Skip to content

Retry Strategy

Overview

The RetryStrategy is used to configure the behavior for a sink after encountering failures during a write operation. This structure allows the user to specify how Numaflow should respond to different fail-over scenarios for Sinks, ensuring that the writing can be resilient and handle unexpected issues efficiently.

RetryStrategy ONLY gets applied to failed messages. To return a failed messages, use the methods provided by the SDKs. - ResponseFailurefor Golang - responseFailure for Java - as_fallback for Python

Struct Explanation

retryStrategy is optional, and can be added to the Sink spec configurations where retry logic is necessary.

sink:
  retryStrategy:
      # Optional
      backoff:
        duration: 1s # Optional
        steps: 3 # Optional, number of retries (including the 1st try)
      # Optional
      onFailure: retry|fallback|drop 
Note: If no custom fields are defined for retryStrategy then the default values are used.

  • BackOff - Defines the timing for retries, including the interval and the maximum attempts.
  • duration: the time interval to wait before retry attempts
    • Default: 1ms
  • steps: the limit on the number of times to try the sink write operation including retries
    • Default: Infinite
  • OnFailure - Specifies the action to be undertaken if number of retries are exhausted
  • retry: continue with the retry logic again
  • fallback: write the leftover messages to a fallback sink
  • drop: any messages left to be processed are dropped
    • Default: retry

Constraints

1) If the onFailure is defined as fallback, then there should be a fallback sink specified in the spec.

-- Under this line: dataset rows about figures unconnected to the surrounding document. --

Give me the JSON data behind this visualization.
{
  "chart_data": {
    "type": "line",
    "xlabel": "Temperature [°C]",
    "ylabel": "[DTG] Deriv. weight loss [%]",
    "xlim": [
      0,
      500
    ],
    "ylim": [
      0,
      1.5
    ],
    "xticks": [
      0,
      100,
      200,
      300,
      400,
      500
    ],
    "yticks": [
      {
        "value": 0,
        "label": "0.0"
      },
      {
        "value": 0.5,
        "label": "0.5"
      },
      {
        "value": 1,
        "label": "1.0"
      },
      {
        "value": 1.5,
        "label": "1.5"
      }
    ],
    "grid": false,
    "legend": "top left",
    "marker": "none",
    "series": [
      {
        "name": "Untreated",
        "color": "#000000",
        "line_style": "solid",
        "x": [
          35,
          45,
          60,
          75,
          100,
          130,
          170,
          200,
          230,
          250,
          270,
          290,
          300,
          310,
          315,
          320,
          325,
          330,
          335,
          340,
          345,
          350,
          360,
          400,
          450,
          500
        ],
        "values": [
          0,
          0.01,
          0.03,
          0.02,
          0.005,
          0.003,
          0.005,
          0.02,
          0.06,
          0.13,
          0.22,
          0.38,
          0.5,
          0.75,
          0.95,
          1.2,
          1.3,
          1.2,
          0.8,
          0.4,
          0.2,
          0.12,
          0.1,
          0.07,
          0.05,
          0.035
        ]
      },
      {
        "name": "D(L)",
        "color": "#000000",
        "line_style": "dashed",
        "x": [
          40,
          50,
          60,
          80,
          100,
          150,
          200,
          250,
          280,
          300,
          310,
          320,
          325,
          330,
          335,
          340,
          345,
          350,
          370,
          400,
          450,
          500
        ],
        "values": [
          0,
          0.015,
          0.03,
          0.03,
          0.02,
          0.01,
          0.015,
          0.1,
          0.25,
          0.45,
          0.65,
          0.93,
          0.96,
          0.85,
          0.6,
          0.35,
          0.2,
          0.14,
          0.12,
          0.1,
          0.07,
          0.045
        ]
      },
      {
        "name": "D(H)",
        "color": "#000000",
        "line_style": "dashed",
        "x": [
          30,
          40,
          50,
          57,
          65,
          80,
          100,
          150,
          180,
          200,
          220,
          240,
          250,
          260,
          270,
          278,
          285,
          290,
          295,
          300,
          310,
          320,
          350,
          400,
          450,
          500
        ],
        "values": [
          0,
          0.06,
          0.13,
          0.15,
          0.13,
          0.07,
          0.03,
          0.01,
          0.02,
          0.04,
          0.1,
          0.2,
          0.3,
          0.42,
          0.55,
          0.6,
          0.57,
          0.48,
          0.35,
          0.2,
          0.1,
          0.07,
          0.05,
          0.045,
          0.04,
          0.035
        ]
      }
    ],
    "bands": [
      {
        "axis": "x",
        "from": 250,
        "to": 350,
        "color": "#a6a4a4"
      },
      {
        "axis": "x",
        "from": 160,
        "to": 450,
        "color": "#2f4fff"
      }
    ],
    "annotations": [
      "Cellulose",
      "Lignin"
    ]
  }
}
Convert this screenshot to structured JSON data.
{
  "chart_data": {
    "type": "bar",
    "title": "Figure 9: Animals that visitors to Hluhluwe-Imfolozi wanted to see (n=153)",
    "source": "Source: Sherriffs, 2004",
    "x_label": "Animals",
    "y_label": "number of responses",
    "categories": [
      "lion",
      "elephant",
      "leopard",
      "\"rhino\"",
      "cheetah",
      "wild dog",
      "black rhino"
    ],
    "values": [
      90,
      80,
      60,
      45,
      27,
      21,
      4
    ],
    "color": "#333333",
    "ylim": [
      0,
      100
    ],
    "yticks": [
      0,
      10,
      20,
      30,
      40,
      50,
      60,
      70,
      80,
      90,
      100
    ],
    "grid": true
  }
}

2) The steps defined should always be > 0

Example

  sink:
    retryStrategy:
      backoff:
        interval: "500ms"
        steps: 10
      onFailure: "fallback"
    udsink:
      container:
        image: my-sink-image
    fallback:
      udsink:
        container:
          image: my-fallback-sink

Explanation

  • Normal Operation: Data is processed by the primary sink container specified by UDSink. The system retries up to 10 times for a batch write operation to succeed with an interval of 500 milliseconds between each retry.
  • After Maximum Retries: If all retries fail, data is then routed to a fallback sink instead.